Şekerin Varsa Patlayalım
Şeker bağımlılığımın üzerine gitmem gerekiyor. Sabahları bir şey yiyesim gelmiyor. Bu yüzden her bakkalda bulunabilen keklerden yiyorum. Çaresizim, umutsuzum, bir kekle güne başlıyorum, üzgünüm.
Sofra şekeri olarak bildiğimiz sakkarozu araştırdım. Bu maddenin içinde glikoz ve fruktoz isimli iki tatlı madde daha var. Fruktoz bizi şeker denen şeker şeye bağımlı yapan asıl madde. Beyin, fruktoz aldığında daha fazla istiyor. Ve şekerli olarak tükettiğimiz hemen bütün ürünlerde bu kardeşten var.

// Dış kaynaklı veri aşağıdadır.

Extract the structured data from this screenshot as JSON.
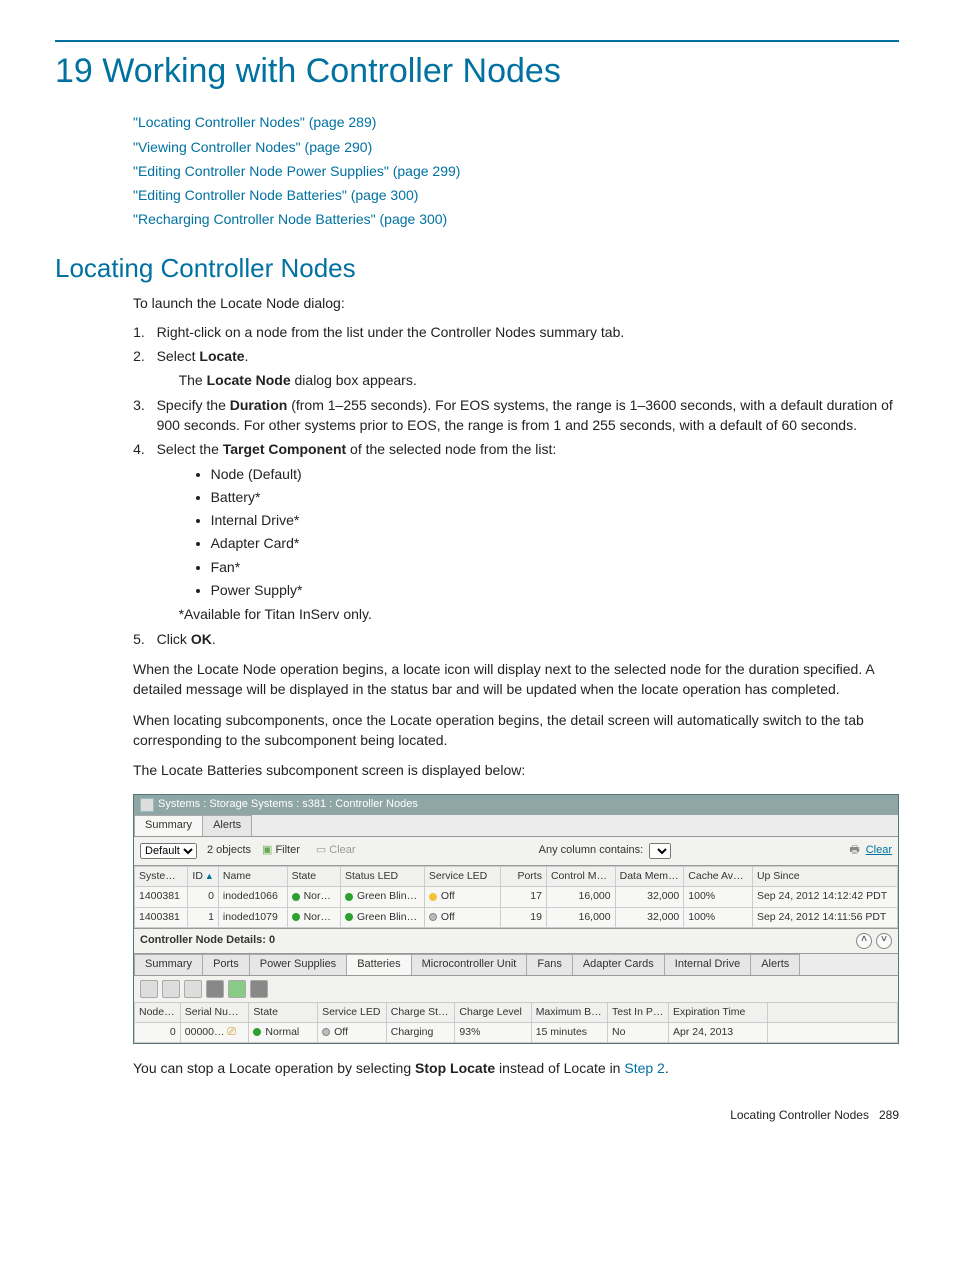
{
  "chapter": {
    "title": "19 Working with Controller Nodes"
  },
  "toc": [
    "\"Locating Controller Nodes\" (page 289)",
    "\"Viewing Controller Nodes\" (page 290)",
    "\"Editing Controller Node Power Supplies\" (page 299)",
    "\"Editing Controller Node Batteries\" (page 300)",
    "\"Recharging Controller Node Batteries\" (page 300)"
  ],
  "section1": {
    "heading": "Locating Controller Nodes",
    "intro": "To launch the Locate Node dialog:",
    "step1": "Right-click on a node from the list under the Controller Nodes summary tab.",
    "step2_pre": "Select ",
    "step2_bold": "Locate",
    "step2_post": ".",
    "step2_sub_pre": "The ",
    "step2_sub_bold": "Locate Node",
    "step2_sub_post": " dialog box appears.",
    "step3_pre": "Specify the ",
    "step3_bold": "Duration",
    "step3_post": " (from 1–255 seconds). For EOS systems, the range is 1–3600 seconds, with a default duration of 900 seconds. For other systems prior to EOS, the range is from 1 and 255 seconds, with a default of 60 seconds.",
    "step4_pre": "Select the ",
    "step4_bold": "Target Component",
    "step4_post": " of the selected node from the list:",
    "bullets": [
      "Node (Default)",
      "Battery*",
      "Internal Drive*",
      "Adapter Card*",
      "Fan*",
      "Power Supply*"
    ],
    "note": "*Available for Titan InServ only.",
    "step5_pre": "Click ",
    "step5_bold": "OK",
    "step5_post": ".",
    "para1": "When the Locate Node operation begins, a locate icon will display next to the selected node for the duration specified. A detailed message will be displayed in the status bar and will be updated when the locate operation has completed.",
    "para2": "When locating subcomponents, once the Locate operation begins, the detail screen will automatically switch to the tab corresponding to the subcomponent being located.",
    "para3": "The Locate Batteries subcomponent screen is displayed below:",
    "closing_pre": "You can stop a Locate operation by selecting ",
    "closing_bold": "Stop Locate",
    "closing_mid": " instead of Locate in ",
    "closing_link": "Step 2",
    "closing_post": "."
  },
  "panel": {
    "breadcrumb": "Systems : Storage Systems : s381 : Controller Nodes",
    "topTabs": [
      "Summary",
      "Alerts"
    ],
    "filter": {
      "dropdown": "Default",
      "count": "2 objects",
      "filterLabel": "Filter",
      "clearLabel": "Clear",
      "searchLabel": "Any column contains:",
      "clearRight": "Clear"
    },
    "topHeaders": [
      "System SN",
      "ID",
      "Name",
      "State",
      "Status LED",
      "Service LED",
      "Ports",
      "Control Memory (GiB)",
      "Data Memory (GiB)",
      "Cache Availability",
      "Up Since"
    ],
    "topRows": [
      {
        "sn": "1400381",
        "id": "0",
        "name": "inoded1066",
        "state": "Normal",
        "status": "Green Blinking",
        "service": "Off",
        "ports": "17",
        "cmem": "16,000",
        "dmem": "32,000",
        "cache": "100%",
        "since": "Sep 24, 2012 14:12:42 PDT",
        "serv_dot": "amber"
      },
      {
        "sn": "1400381",
        "id": "1",
        "name": "inoded1079",
        "state": "Normal",
        "status": "Green Blinking",
        "service": "Off",
        "ports": "19",
        "cmem": "16,000",
        "dmem": "32,000",
        "cache": "100%",
        "since": "Sep 24, 2012 14:11:56 PDT",
        "serv_dot": "grey"
      }
    ],
    "detailsTitle": "Controller Node Details: 0",
    "detailTabs": [
      "Summary",
      "Ports",
      "Power Supplies",
      "Batteries",
      "Microcontroller Unit",
      "Fans",
      "Adapter Cards",
      "Internal Drive",
      "Alerts"
    ],
    "bottomHeaders": [
      "Node ID",
      "Serial Number",
      "State",
      "Service LED",
      "Charge State",
      "Charge Level",
      "Maximum Battery Life",
      "Test In Progress",
      "Expiration Time"
    ],
    "bottomRow": {
      "node": "0",
      "serial": "00000…",
      "state": "Normal",
      "service": "Off",
      "charge": "Charging",
      "level": "93%",
      "maxlife": "15 minutes",
      "test": "No",
      "exp": "Apr 24, 2013"
    }
  },
  "footer": {
    "text": "Locating Controller Nodes",
    "page": "289"
  }
}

Çay kültürümüzü biliyorsunuz. "Çay var içersen...", "Edebiyat karın doyurmaz, çay içirir." gibi edebiyatımsı bir takım laflar türedi çay üzerine. Bir muhteşem çay aşkı. Bir de çayını şekersiz içen... Tamam. Bu çok normal, hatta çok ifadesi fazla. Çayı şekersiz içebilirsin fakat şekersiz içmenin cakasını satman ayıp kardeşim. Üstüne bir de çayı şekersiz içerken yanında şekerli besinler, ürünler tüketmeyi alışkanlık haline getiren vatandaşlarımız var. Şimdi iki veriyi çarpıştıracağım.
Çayı şekersiz içerken yanında tükettiğimiz 30-40 gr. çikolata, gofret, kek gibi ürünlerin en az üçte biri sakkaroz içeriyor. Yani iki küp şeker atmadığın çayının yanında 10-12 gram küp şeker değerinde ürün tüketiyorsun. Ve durmuyorsun da... Bir küp şeker, sadece 2 gram ağırlığında.
Ayık olalım. Beyefendi, hanımefendi olalım. Farkındalık sahibi, farkındalık katan insanlar olalım. Yol var, menzil yok. Yola birçok şekilde başlayabiliriz. Bunlardan biri ne yeyip içtiğimizin farkında olmak olabilir.